Daily Post: Continue
When you’ve just hit your golf ball from the tee, while you and your buddies watch it sail 250 yards, but on a giant arc to the left out of bounds, it is hard to continue. According to the rules of golf, you don’t go up to where you think your ball went out of bounds and play from there. You don’t say “mulligan” and re-tee another ball as though the first one didn’t count. You don’t ask your playing buddies for mercy. What you do is re-tee another golf ball, and courageously say, “hitting three,” and swing away, hoping for a better result this time. The hardest thing to do at that moment is to continue. At times golf can be relentless and brutal, but you must continue. I know, because I’ve been there.
Life can be just as brutal, don’t you think? Being persistent, maintaining the course, carrying on, is just hard to continue at times. But life is not at all a game like golf. If you really want to, you can quit playing golf, and take up knitting. In the long run, that might be best for some of the golfers I’ve known through the years. In life however, we continue, even when it is hard, and the future is uncertain. Hurricane Harvey has changed many people’s lives, thousands and thousands, and changed them forever. Their former homes are gone, along with possessions, or animals, or loved ones. Harvey was brutal and un-abating for hours and hours, even now dumping rain along the southern U.S. gulf coast, continuing it’s impact on human life.

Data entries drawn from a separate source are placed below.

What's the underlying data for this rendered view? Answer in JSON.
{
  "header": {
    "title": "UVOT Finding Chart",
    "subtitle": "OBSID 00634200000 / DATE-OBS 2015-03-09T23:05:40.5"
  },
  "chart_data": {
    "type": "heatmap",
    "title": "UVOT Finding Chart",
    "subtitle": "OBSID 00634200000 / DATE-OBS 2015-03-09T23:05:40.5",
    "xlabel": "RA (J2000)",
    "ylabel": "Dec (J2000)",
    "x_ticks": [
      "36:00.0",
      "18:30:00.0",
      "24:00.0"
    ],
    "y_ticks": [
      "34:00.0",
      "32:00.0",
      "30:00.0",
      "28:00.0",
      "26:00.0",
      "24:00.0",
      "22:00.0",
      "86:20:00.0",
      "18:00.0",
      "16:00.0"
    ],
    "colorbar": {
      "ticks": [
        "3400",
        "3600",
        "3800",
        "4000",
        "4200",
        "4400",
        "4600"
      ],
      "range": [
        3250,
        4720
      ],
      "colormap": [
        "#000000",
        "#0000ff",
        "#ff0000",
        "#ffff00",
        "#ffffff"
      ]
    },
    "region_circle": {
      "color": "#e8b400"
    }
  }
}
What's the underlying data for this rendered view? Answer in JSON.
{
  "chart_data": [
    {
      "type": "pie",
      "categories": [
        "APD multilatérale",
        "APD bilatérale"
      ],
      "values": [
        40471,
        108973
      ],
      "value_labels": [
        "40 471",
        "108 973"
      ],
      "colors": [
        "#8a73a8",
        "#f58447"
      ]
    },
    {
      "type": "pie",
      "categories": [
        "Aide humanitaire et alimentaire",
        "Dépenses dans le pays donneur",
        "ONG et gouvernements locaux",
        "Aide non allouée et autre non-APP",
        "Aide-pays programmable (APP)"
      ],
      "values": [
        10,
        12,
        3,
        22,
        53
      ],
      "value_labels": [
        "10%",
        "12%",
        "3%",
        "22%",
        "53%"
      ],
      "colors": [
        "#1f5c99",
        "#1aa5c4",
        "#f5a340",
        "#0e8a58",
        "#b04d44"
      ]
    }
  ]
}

It is in moments like these that well-meaning people offer well-worn phrases in the attempt to bring comfort to those who have experienced loss. I know only too well, after 30 years of pastoring and teaching that there are no words. What speaks loudest, what comforts most, what brings healing, is time. You must continue. Someone who desires to aid the victims of life’s tragedies must also be willing to put in time. We can say, “just let go, and let God handle it,” or “God has a plan for all of this,” or “God still sees you in this pain.” We can say it, but it doesn’t mean these words bring comfort or resolution to those who are in the middle of a tragedy like Harvey.
Sometimes, I think we need to re-think what we say. Sort of like, re-teeing an out of bounds tee shot…
Maybe we should be asking questions instead of saying things that don’t help. Asking, “what is your greatest need right this minute?” Asking, “do you need food, water, shelter?” Asking, “why don’t you come stay with me, until this gets worked out?” It’s been heartwarming in ways to see how many people have stepped up to help find and rescue the hundreds left stranded in their homes by floodwaters. But isn’t the rescuing from death just the beginning of starting over? It would be easy to just throw up our hands in frustration and confusion because we don’t really know what to do next. It would be easy to say, “I’ve done my part, but I can’t keep this up, I’ve got my own life and concerns.” It isn’t time to quit, it is important to continue, after all, they do.
About now you may be thinking, “That’s what all those emergency services are for! They don’t need my help, and I would just be in the way.” The reality here is that every single one of these emergencies services will be tasked for months if not years, just getting to all the people who have been affected by Harvey. It is time for someone, perhaps you and me, to stand in the gap for those in such dire straights. For some of you, that will mean physically or financially getting involved in the rescue, or rebuilding processes. For others it will mean doing what we can – which is praying for God to intervene in miraculous ways to comfort, encourage, strengthen, and bring aid to those in need in the wake of this horrific storm.
2 Corinthians 1:3-4
Blessed be the God and Father of our Lord Jesus Christ, the Father of mercies and God of all comfort, who comforts us in all our affliction so that we will be able to comfort those who are in any affliction with the comfort with which we ourselves are comforted by God.
If you have had to continue on through dark days of trial and angst, and have been comforted through those times by God’s hand of grace and mercy, then you are well-equipped now to offer this comfort to those who need it most this minute.
Sometimes the hardest thing… is just to continue. Continue anyway.